Estos días se han hecho virales las imágenes de una reportera de televisión persiguiendo a personas en la playa por no usar mascarilla. Sin entrar en el debate sobre la exigencia de llevarla al aire libre aun cuando se garantiza la distancia –y mientras que en otros entornos se puede quitar–, la anécdota ilustra un grave problema: preferimos señalar al vecino que mirarnos en el espejo y hacer autocrítica.
Ya en el confinamiento proliferaron en España los policías de salón que, desde su ventana, controlaban a los vecinos que paseaban varias veces al perro o iban a diario a la compra, y ahora muchos andan obsesionados con quién cumple el toque de queda o con el modelo de mascarilla de los demás.
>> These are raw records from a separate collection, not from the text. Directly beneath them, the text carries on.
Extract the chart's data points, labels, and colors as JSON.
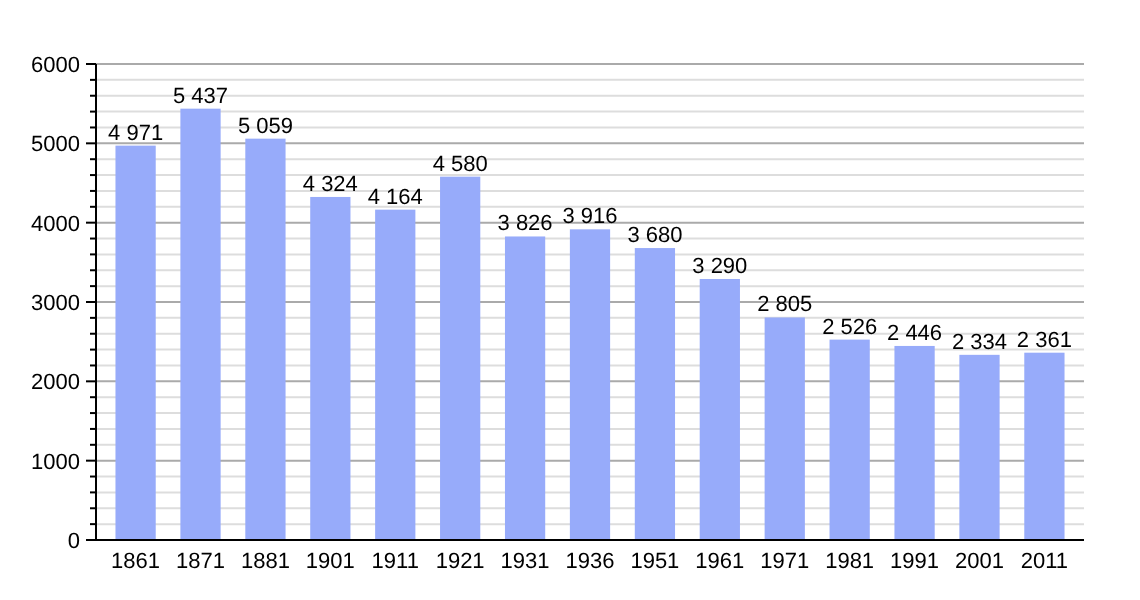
{
  "chart_data": {
    "type": "bar",
    "categories": [
      "1861",
      "1871",
      "1881",
      "1901",
      "1911",
      "1921",
      "1931",
      "1936",
      "1951",
      "1961",
      "1971",
      "1981",
      "1991",
      "2001",
      "2011"
    ],
    "values": [
      4971,
      5437,
      5059,
      4324,
      4164,
      4580,
      3826,
      3916,
      3680,
      3290,
      2805,
      2526,
      2446,
      2334,
      2361
    ],
    "value_labels": [
      "4 971",
      "5 437",
      "5 059",
      "4 324",
      "4 164",
      "4 580",
      "3 826",
      "3 916",
      "3 680",
      "3 290",
      "2 805",
      "2 526",
      "2 446",
      "2 334",
      "2 361"
    ],
    "color": "#97abfa",
    "ylim": [
      0,
      6000
    ],
    "yticks": [
      0,
      {
        "value": 200,
        "label": null
      },
      {
        "value": 400,
        "label": null
      },
      {
        "value": 600,
        "label": null
      },
      {
        "value": 800,
        "label": null
      },
      1000,
      {
        "value": 1200,
        "label": null
      },
      {
        "value": 1400,
        "label": null
      },
      {
        "value": 1600,
        "label": null
      },
      {
        "value": 1800,
        "label": null
      },
      2000,
      {
        "value": 2200,
        "label": null
      },
      {
        "value": 2400,
        "label": null
      },
      {
        "value": 2600,
        "label": null
      },
      {
        "value": 2800,
        "label": null
      },
      3000,
      {
        "value": 3200,
        "label": null
      },
      {
        "value": 3400,
        "label": null
      },
      {
        "value": 3600,
        "label": null
      },
      {
        "value": 3800,
        "label": null
      },
      4000,
      {
        "value": 4200,
        "label": null
      },
      {
        "value": 4400,
        "label": null
      },
      {
        "value": 4600,
        "label": null
      },
      {
        "value": 4800,
        "label": null
      },
      5000,
      {
        "value": 5200,
        "label": null
      },
      {
        "value": 5400,
        "label": null
      },
      {
        "value": 5600,
        "label": null
      },
      {
        "value": 5800,
        "label": null
      },
      6000
    ],
    "grid": true
  }
}
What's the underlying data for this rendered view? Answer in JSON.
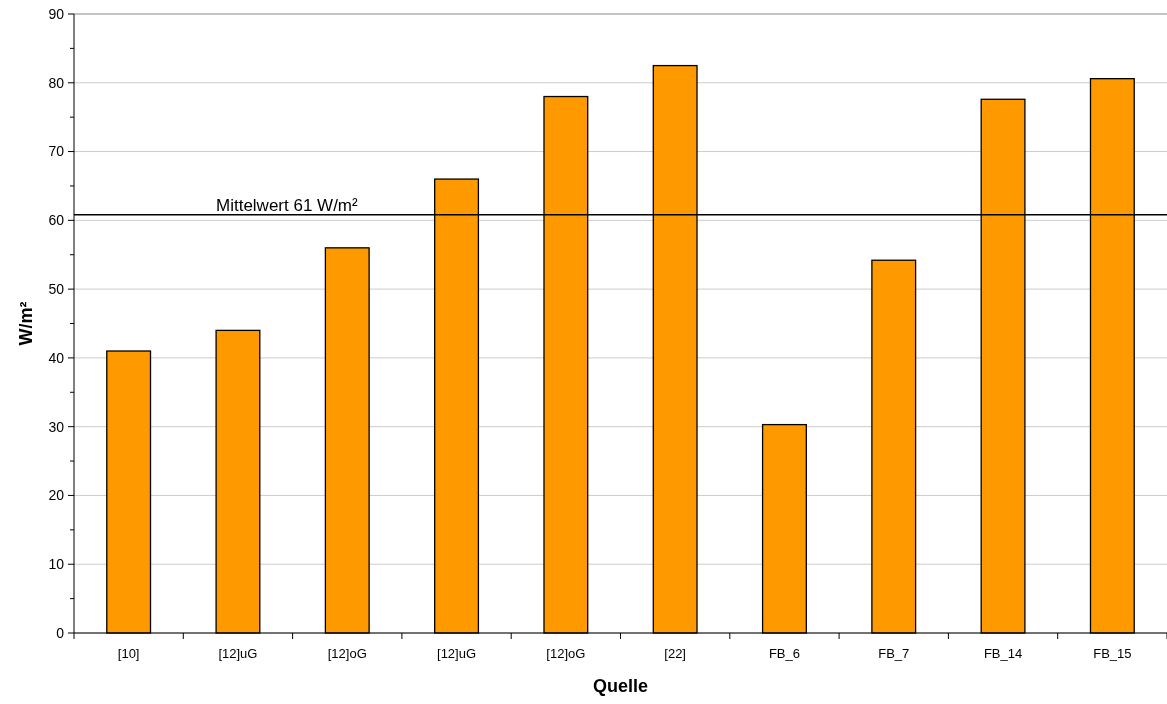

Lo malo es que reducen la actitud frente al coronavirus a cumplir o no unas normas que han ido cambiando sobre la marcha y que, en ocasiones, son arbitrarias.
En un escenario de cierto optimismo por las vacunas, mas todavía incierto, conviene recordar que hay que cumplir las leyes, claro, pero también que, más allá de lo que dicten estas, hacen falta responsabilidad, sentido común y prudencia. Antes de lanzarse a la yugular del vecino, hay que plantearse si uno se cuida para cuidar así a los demás.